In reference to "X-Box Invades the Bedroom" (by Suzy Hansen, Jan. 19): I thought, surely some other woman out there read that article and was disgusted enough to take the time to write in and describe their feelings in a more thoughtful and articulate way than I could. Alas to the women in Charlotte.
To make the record nice and clear, I don't agree with the content of the article, which is the basis for my dismay. I could point out that it is simply another way of making women look selfish and cold, unwilling to understand a hobby that differs from their own tastes. That it's simply another way to separate men from women, to show that the two individual points of view could never coincide and get along. Then it has an added undertone — Fie on the poor male who does not agree that the women's point of view is superior, who cannot agree that sitting and watching five hours of "must-see TV" is undoubtedly better than playing a video game, because that's what the woman wants to do. "[Watching TV] It's like reading a book," one of the women in the article says, and I'm going to avoid going further into that sentence because I don't need an ulcer at my age. What I am going to point out is that I am a woman in a relationship with a man who adores video games and spends many freetime hours playing them, and I could not be happier.
—Alisa Arruda, Charlotte
Still Left Behind
Perhaps a better title for this piece ("The People Left Behind," by Nate Blakeslee, Jan. 19) would be "The People Still Being Left Behind." We all know who "the people" refers to largely: blacks. To some lesser extent it also refers to other minorities. The indelible mark left on blacks by slavery cannot be disputed. When slavery ended, blacks found themselves with no economic opportunity, much like today. Ironically, many returned to their former masters for work. Eventually blacks started organizing and demanding equal treatment protection of the Constitution but it would be decades for anything to materialize. When it did, the progress was only de jure. De facto discrimination still marginalizes blacks at every turn.
The more blacks agitated the status quo, the more it became evident something had to be done to contain their so-called aggression besides the outright violence of lynching and police brutality. Enter crack cocaine. After the CIA had infested black neighborhoods with it, they had the reason they needed to ramp up black incarceration. How can blacks complain when they are locked up, unable to vote, unable to protest and unable to reproduce? The US imprisons a quarter of the world's inmates — mostly black and mostly for trivial drug offenses. Maybe this is what Bush is referring to when he talks about spreading democracy and opportunity for all people. Human Rights Watch was right to publicly condemn the abysmal US record on human rights.

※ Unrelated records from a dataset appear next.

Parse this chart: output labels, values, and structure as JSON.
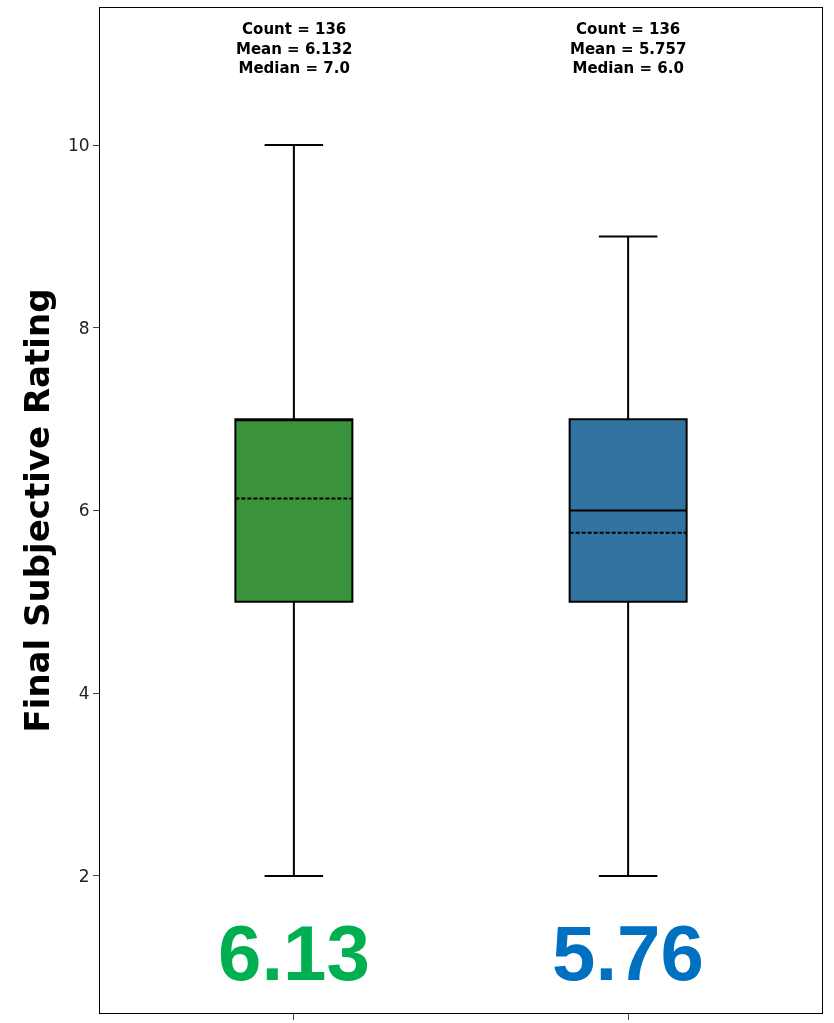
{
  "chart_data": {
    "type": "box",
    "ylabel": "Final Subjective Rating",
    "categories": [
      null,
      null
    ],
    "colors": [
      "#3a923a",
      "#3274a1"
    ],
    "boxes": [
      {
        "low": 2,
        "q1": 5,
        "median": 7,
        "q3": 7,
        "high": 10,
        "mean": 6.132
      },
      {
        "low": 2,
        "q1": 5,
        "median": 6,
        "q3": 7,
        "high": 9,
        "mean": 5.757
      }
    ],
    "ylim": [
      0.5,
      11.5
    ],
    "yticks": [
      2,
      4,
      6,
      8,
      10
    ],
    "grid": false,
    "annotations": [
      "Count = 136\nMean = 6.132\nMedian = 7.0",
      "Count = 136\nMean = 5.757\nMedian = 6.0",
      "6.13",
      "5.76"
    ]
  }
}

—George Thompson, Charlotte
The Drug War and Prohibition
In reference to Robert Sharpe's letter, "Drug War Worse Than Drugs" (Jan. 26), I'd like to add that if tough-on-drugs policies worked, the quixotic goal of a drug free America would have been reached a long time ago. And if liberal marijuana laws created more drug use, the Netherlands would have much higher drug usage rates than the US. It does not. In fact, the Dutch use marijuana and other recreational drugs at much lower rates than Americans do. See http://www.drugwarfacts.org/thenethe.htm.
Beyond just the use of marijuana as medicine, why do so many of our politicians want to keep criminalizing a natural herb that has never been documented to kill a single person? Why do apparently intelligent people want to arrest and jail other people who use or sell an easy-to-grow weed?

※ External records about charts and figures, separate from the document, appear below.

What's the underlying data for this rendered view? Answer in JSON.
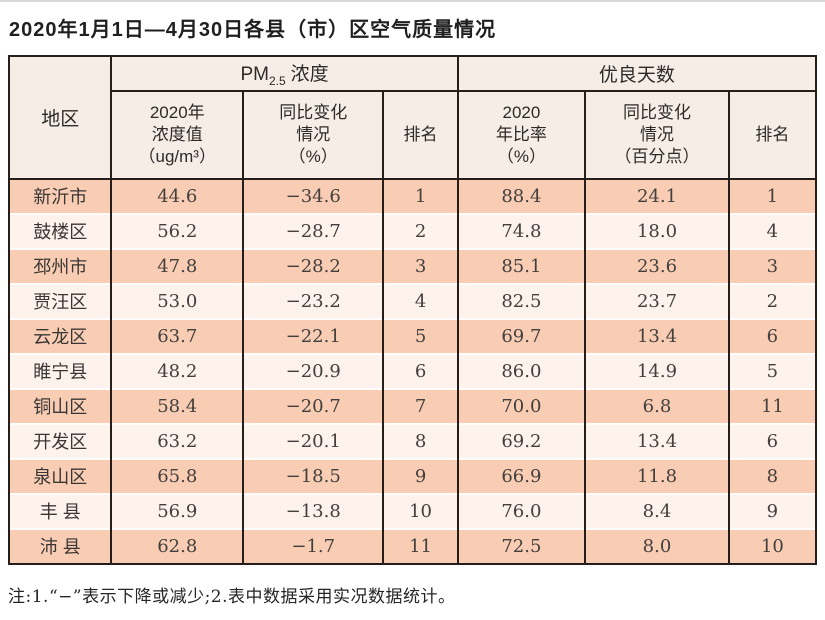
{
  "page": {
    "title": "2020年1月1日—4月30日各县（市）区空气质量情况",
    "note": "注:1.“−”表示下降或减少;2.表中数据采用实况数据统计。"
  },
  "table": {
    "header": {
      "region_label": "地区",
      "pm_group": {
        "prefix": "PM",
        "sub": "2.5",
        "suffix": "浓度"
      },
      "good_group_label": "优良天数",
      "pm_value_label": "2020年\n浓度值\n（ug/m³）",
      "pm_change_label": "同比变化\n情况\n（%）",
      "pm_rank_label": "排名",
      "good_rate_label": "2020\n年比率\n（%）",
      "good_change_label": "同比变化\n情况\n（百分点）",
      "good_rank_label": "排名"
    },
    "rows": [
      {
        "region": "新沂市",
        "pm_value": "44.6",
        "pm_change": "−34.6",
        "pm_rank": "1",
        "good_rate": "88.4",
        "good_change": "24.1",
        "good_rank": "1"
      },
      {
        "region": "鼓楼区",
        "pm_value": "56.2",
        "pm_change": "−28.7",
        "pm_rank": "2",
        "good_rate": "74.8",
        "good_change": "18.0",
        "good_rank": "4"
      },
      {
        "region": "邳州市",
        "pm_value": "47.8",
        "pm_change": "−28.2",
        "pm_rank": "3",
        "good_rate": "85.1",
        "good_change": "23.6",
        "good_rank": "3"
      },
      {
        "region": "贾汪区",
        "pm_value": "53.0",
        "pm_change": "−23.2",
        "pm_rank": "4",
        "good_rate": "82.5",
        "good_change": "23.7",
        "good_rank": "2"
      },
      {
        "region": "云龙区",
        "pm_value": "63.7",
        "pm_change": "−22.1",
        "pm_rank": "5",
        "good_rate": "69.7",
        "good_change": "13.4",
        "good_rank": "6"
      },
      {
        "region": "睢宁县",
        "pm_value": "48.2",
        "pm_change": "−20.9",
        "pm_rank": "6",
        "good_rate": "86.0",
        "good_change": "14.9",
        "good_rank": "5"
      },
      {
        "region": "铜山区",
        "pm_value": "58.4",
        "pm_change": "−20.7",
        "pm_rank": "7",
        "good_rate": "70.0",
        "good_change": "6.8",
        "good_rank": "11"
      },
      {
        "region": "开发区",
        "pm_value": "63.2",
        "pm_change": "−20.1",
        "pm_rank": "8",
        "good_rate": "69.2",
        "good_change": "13.4",
        "good_rank": "6"
      },
      {
        "region": "泉山区",
        "pm_value": "65.8",
        "pm_change": "−18.5",
        "pm_rank": "9",
        "good_rate": "66.9",
        "good_change": "11.8",
        "good_rank": "8"
      },
      {
        "region": "丰 县",
        "pm_value": "56.9",
        "pm_change": "−13.8",
        "pm_rank": "10",
        "good_rate": "76.0",
        "good_change": "8.4",
        "good_rank": "9"
      },
      {
        "region": "沛 县",
        "pm_value": "62.8",
        "pm_change": "−1.7",
        "pm_rank": "11",
        "good_rate": "72.5",
        "good_change": "8.0",
        "good_rank": "10"
      }
    ]
  },
  "colors": {
    "row_odd": "#f9cdb4",
    "row_even": "#fdf2ec",
    "header_bg": "#f7ede7",
    "border": "#261e1a"
  }
}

To understand, study the history of US alcohol prohibition. The gangster Al Capone made most of his illegal money from alcohol prohibition. Capone often bragged that he "owned" the city of Chicago and indeed, he had most of the politicians and police who ran the city on his payroll. Al Capone was a successful businessman and it's not unreasonable to suspect that the drug cartels of today are following his business model.
It's also not unreasonable to suspect that the drug cartels may have many high-level politicians and police officials on their payroll. Obviously, those politicians would advocate the continuation of drug prohibition, which is making the drug cartels so fabulously wealthy.

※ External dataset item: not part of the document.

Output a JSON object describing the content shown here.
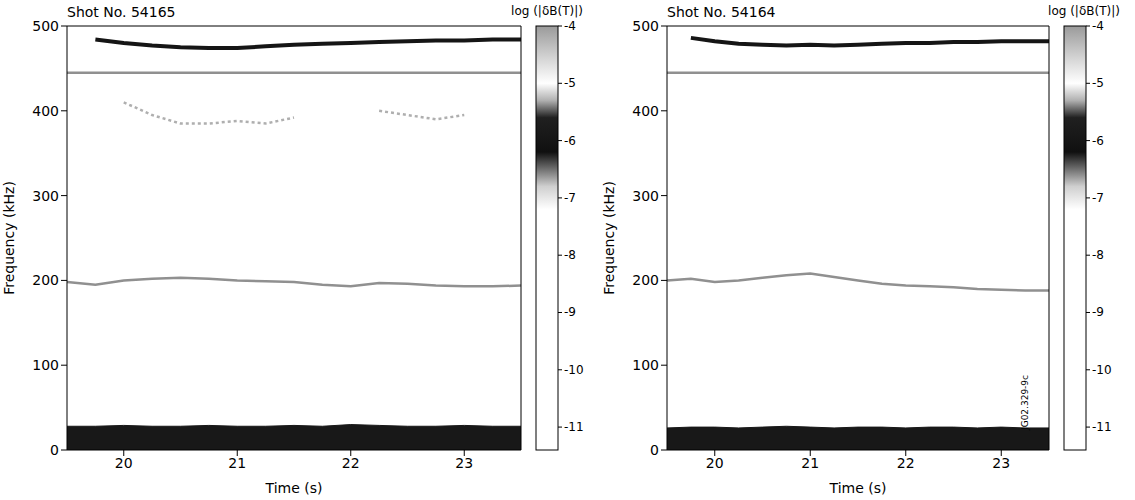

I'm not saying that any specific so-called "drug warrior" is on the payroll of the cartels — I'm just a little suspicious of the motives of all of the drug-war cheerleaders.
—Kirk Muse, Mesa, AZ
I just moved to Charlotte six months ago so I was thrilled to see that you are printing Hollis Gillespie's columns. She is outrageous, but I loved her when I was in Atlanta and read Creative Loafing there, and now I can feel like I'm back home for awhile each week.